Says senior guard Alex Barlow: "Obviously, he's going through something tough. We want him to get better. That was the first thought in everybody's minds. 'Is he going to be OK? Is he going to beat whatever he's going through?' "

Quickly, though, the Butler players adapted. They admired that their new coach — old coach, really, because they already knew him for a year — had had success as a head coach before. They'd been through transitions before and would get through another, from Brad Stevens to Miller to Holtmann, from the Horizon League to the Atlantic 10 to the Big East. Holtmann says recruiting hasn't suffered, despite the uncertainty that comes along with his interim label.

"I try not to think too long-term about the implications of everything because that puts too much pressure on our staff," he says.

"I do feel like a huge responsibility to be a very good steward of the program right now. I feel that sense of responsibility because I'm close with guys who coached here in the past. I'm close with guys who played here. I feel an obligation to them to do it as well as we can and hopefully make them proud. That's probably my strongest feeling. To think too much more long-term, it'd be too pressure-packed. I'm not saying I won't go down that road at times, but I try not to."

Basketball-wise, there were small tweaks.
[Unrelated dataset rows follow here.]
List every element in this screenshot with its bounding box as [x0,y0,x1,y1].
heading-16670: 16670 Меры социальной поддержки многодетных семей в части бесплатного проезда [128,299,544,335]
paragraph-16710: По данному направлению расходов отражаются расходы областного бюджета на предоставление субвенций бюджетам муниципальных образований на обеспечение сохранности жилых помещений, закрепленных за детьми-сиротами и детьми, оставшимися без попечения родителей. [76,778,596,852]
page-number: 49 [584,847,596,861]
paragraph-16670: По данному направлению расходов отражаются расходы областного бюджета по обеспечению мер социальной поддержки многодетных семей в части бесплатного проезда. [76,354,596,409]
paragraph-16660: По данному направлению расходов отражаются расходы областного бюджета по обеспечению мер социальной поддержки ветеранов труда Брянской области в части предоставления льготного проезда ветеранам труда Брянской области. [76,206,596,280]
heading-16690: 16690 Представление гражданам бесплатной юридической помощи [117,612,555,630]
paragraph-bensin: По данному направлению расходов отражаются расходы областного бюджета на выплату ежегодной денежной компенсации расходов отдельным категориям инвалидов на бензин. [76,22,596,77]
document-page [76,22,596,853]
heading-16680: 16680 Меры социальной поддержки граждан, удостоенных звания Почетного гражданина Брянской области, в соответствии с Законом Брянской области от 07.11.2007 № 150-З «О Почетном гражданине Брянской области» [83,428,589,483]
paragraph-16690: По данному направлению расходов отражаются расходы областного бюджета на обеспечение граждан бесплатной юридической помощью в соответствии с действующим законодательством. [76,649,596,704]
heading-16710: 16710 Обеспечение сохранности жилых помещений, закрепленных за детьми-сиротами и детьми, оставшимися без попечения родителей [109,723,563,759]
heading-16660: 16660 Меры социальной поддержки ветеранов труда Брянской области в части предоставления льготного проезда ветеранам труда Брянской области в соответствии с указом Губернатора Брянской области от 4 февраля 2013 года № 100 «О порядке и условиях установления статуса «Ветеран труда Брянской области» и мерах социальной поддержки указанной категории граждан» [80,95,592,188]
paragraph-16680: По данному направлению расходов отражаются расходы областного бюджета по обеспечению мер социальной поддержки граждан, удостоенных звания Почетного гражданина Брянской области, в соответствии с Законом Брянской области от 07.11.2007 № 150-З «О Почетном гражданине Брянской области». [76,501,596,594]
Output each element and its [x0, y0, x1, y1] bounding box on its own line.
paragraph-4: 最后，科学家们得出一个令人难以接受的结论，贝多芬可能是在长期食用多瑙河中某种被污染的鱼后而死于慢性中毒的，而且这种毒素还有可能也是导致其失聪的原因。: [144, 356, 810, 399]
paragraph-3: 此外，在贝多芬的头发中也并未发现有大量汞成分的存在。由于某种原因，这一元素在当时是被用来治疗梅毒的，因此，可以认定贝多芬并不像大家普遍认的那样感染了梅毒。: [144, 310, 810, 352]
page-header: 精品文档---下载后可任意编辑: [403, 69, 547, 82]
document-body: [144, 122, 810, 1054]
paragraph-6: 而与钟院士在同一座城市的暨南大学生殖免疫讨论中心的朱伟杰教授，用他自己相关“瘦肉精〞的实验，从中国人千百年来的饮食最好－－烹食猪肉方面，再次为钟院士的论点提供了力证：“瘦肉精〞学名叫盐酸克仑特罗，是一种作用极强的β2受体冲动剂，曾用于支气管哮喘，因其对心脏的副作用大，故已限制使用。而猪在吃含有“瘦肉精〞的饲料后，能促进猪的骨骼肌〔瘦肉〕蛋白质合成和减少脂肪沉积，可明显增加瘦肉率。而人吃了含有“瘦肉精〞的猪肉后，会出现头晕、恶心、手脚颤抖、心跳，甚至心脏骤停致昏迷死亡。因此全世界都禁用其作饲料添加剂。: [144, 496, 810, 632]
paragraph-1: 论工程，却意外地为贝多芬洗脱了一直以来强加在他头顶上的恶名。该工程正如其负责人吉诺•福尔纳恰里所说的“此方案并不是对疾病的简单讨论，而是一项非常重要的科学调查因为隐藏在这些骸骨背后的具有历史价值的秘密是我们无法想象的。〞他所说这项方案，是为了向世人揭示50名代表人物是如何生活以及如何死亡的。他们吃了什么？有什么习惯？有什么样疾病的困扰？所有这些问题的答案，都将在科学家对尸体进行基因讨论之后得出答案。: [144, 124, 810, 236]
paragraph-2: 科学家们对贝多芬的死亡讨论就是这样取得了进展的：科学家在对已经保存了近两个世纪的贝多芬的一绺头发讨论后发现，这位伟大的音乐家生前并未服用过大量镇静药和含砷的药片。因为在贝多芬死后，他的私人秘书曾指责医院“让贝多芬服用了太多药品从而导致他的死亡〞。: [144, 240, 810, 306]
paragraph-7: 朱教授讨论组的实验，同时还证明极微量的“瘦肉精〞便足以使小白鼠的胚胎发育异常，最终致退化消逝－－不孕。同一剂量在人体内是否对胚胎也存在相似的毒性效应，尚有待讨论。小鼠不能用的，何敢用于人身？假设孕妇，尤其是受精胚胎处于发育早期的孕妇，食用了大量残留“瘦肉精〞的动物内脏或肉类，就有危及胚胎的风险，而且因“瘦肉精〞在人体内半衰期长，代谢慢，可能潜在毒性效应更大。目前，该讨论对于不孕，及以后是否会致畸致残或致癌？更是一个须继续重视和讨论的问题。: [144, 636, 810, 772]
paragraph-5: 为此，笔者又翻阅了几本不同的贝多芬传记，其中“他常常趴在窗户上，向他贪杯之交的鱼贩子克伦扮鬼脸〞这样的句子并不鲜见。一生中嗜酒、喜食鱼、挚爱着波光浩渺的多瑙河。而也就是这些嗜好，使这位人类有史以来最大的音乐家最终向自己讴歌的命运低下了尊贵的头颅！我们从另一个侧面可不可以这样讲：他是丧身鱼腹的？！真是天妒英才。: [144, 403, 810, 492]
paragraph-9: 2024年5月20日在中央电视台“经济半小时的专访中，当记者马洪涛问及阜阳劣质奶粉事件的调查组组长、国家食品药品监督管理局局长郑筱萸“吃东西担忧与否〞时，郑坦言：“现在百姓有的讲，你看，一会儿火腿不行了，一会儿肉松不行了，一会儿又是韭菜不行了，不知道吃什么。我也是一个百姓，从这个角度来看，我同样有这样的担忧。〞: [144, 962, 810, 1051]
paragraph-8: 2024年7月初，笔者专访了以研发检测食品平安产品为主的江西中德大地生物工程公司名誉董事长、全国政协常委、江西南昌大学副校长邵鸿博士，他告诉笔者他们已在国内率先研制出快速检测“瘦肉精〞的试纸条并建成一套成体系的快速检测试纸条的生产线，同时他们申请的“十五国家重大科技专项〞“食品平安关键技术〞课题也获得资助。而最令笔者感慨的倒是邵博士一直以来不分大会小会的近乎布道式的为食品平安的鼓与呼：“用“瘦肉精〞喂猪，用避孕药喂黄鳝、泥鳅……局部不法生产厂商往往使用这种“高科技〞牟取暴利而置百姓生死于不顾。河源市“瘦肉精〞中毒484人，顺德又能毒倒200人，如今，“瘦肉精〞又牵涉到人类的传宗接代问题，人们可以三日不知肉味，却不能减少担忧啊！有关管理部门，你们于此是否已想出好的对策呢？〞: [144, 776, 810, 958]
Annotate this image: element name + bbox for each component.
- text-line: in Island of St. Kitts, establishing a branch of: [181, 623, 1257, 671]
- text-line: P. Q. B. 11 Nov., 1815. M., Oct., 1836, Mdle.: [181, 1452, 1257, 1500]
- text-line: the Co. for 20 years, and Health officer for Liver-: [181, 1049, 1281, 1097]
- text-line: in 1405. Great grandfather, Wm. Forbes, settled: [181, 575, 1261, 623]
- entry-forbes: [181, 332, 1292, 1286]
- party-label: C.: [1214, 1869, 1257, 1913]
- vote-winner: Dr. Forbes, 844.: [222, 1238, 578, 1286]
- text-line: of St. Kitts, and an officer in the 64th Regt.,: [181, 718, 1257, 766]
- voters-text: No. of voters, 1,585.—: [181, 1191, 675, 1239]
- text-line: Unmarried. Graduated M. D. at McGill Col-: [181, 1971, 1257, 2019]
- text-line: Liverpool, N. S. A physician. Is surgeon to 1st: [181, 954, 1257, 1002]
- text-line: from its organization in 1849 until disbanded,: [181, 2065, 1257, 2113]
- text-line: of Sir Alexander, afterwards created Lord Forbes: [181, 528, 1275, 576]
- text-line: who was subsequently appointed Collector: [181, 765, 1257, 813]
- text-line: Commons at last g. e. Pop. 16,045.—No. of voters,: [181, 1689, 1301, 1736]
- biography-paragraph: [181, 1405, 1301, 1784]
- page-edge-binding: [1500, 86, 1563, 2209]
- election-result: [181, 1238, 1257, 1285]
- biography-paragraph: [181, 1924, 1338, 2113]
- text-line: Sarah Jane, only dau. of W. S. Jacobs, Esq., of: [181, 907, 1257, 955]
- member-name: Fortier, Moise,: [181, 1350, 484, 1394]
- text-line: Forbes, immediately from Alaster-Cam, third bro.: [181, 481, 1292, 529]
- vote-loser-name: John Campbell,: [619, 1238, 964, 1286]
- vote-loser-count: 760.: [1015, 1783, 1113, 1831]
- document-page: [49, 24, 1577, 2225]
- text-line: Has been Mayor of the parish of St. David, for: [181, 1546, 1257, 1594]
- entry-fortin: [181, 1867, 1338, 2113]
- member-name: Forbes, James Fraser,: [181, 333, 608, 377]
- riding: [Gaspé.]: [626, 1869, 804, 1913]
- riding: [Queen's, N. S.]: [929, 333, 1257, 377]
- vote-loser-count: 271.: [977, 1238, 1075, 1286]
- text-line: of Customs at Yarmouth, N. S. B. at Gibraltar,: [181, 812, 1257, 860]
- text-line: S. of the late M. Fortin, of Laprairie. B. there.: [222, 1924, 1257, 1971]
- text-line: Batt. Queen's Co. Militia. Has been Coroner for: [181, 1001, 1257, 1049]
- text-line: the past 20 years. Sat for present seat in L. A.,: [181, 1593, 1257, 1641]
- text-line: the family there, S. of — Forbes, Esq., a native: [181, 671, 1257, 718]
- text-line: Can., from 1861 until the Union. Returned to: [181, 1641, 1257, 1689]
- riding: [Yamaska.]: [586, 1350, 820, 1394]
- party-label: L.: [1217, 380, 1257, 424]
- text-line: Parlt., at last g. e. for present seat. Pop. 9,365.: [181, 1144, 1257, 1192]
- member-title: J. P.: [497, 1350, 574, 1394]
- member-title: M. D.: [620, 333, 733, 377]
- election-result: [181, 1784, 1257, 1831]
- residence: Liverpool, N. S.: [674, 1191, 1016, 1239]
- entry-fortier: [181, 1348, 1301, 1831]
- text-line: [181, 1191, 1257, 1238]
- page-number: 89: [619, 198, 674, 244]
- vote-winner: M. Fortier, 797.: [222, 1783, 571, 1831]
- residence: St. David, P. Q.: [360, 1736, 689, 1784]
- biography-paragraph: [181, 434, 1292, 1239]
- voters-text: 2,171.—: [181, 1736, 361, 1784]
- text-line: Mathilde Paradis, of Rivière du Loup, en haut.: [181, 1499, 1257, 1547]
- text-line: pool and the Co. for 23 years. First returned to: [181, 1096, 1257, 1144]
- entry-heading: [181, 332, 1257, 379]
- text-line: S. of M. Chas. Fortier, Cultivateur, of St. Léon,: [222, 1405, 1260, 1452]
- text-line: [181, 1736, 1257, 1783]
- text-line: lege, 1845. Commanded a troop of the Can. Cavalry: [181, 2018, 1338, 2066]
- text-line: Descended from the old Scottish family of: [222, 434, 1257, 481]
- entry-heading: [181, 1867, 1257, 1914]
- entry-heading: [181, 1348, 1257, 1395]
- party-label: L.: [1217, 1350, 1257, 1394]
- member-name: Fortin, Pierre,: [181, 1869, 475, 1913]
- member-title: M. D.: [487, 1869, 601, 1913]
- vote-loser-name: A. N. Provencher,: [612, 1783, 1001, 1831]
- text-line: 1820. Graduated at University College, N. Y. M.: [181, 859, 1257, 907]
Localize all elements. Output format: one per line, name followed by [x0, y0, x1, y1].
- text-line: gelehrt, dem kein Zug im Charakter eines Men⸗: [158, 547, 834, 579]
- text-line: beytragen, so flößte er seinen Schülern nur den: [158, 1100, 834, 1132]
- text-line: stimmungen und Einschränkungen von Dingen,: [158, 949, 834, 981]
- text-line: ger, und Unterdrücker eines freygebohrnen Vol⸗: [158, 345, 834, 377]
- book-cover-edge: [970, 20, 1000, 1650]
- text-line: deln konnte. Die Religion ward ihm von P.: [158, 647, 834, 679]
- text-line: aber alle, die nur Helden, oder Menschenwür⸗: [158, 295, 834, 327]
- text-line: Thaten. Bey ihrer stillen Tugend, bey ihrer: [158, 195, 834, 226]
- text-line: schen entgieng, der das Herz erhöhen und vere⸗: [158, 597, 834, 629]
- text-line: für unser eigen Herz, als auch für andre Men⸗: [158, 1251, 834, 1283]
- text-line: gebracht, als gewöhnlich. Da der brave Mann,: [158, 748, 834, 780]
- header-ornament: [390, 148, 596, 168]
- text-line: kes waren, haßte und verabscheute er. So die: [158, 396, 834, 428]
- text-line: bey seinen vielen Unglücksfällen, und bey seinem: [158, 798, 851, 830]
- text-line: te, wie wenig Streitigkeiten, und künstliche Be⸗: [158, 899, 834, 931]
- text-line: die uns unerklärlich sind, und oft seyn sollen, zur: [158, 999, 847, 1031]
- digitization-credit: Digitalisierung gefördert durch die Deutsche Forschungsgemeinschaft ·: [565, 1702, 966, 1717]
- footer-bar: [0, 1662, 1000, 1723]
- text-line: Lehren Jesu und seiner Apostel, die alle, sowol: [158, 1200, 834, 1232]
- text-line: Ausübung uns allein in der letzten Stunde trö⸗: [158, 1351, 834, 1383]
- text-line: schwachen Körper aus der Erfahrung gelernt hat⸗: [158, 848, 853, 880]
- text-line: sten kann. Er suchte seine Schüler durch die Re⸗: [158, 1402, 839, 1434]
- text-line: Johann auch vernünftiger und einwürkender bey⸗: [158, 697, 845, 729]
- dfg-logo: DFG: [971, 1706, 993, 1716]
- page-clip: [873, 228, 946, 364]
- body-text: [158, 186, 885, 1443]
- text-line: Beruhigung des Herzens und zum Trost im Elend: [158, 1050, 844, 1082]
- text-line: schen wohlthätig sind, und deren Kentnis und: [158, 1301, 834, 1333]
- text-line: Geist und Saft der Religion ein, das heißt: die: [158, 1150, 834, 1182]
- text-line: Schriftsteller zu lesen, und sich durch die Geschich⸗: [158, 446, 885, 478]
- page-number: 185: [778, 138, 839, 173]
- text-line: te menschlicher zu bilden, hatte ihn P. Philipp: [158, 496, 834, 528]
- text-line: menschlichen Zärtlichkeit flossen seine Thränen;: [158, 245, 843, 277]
During the team's first few practices this fall, he and the staff filmed players' reactions to bad calls and turnovers.

"You don't realize it as a player, 'Hey, you kind of hang your head a bit, you kind of get mad,' " Barlow says. By practice 5, 6, 7, you have guys picking each other up. 'Let's move on. Dont worry about that.' That's something I'd never thought of until he showed it to us. Then it's like, 'Hey, that's really good.' You can show your players instead of telling them, stop reacting that way, stop pouting."

Butler Bulldogs interim head coach Chris Holtmann filmed his players' reactions after turnovers and showed them the film.

The Bulldogs bought in, and are now off to a surprising 8-1 start, which includes a win against then-No. 6 North Carolina in the Bahamas. That's no shock to those who know Holtmann and his coaching best. Burch says he saw the roots of that upset back in the Gardner-Webb days, when Holtmann's teams would hang tough in guarantee games against high-major programs. Radebaugh saw a lot of similarities, as he watched that game with his players on a bus on their way to a Thanksgiving tournament game.

"It was a lot of fun watching Butler play because it looked like the old Gardner-Webb teams," Radebaugh says. "The hallmark of Chris's teams was their physical and mental toughness. Butler exhibited tremendous physical and mental toughness against a talented North Carolina team. The second thing we quickly noticed was how well they executed. Butler executed its game plan perfectly.

"The third thing that was very familiar was Chris's calmness on the sideline. As usual, Chris was very poised. He's a great tactician because he's able to keep himself poised. That's something that not all coaches can do.

"It's a lot of fun for us in the Big South to see one of our guys who came through the Big South be successful at that high-major level. … I'm really happy for him and really proud of him."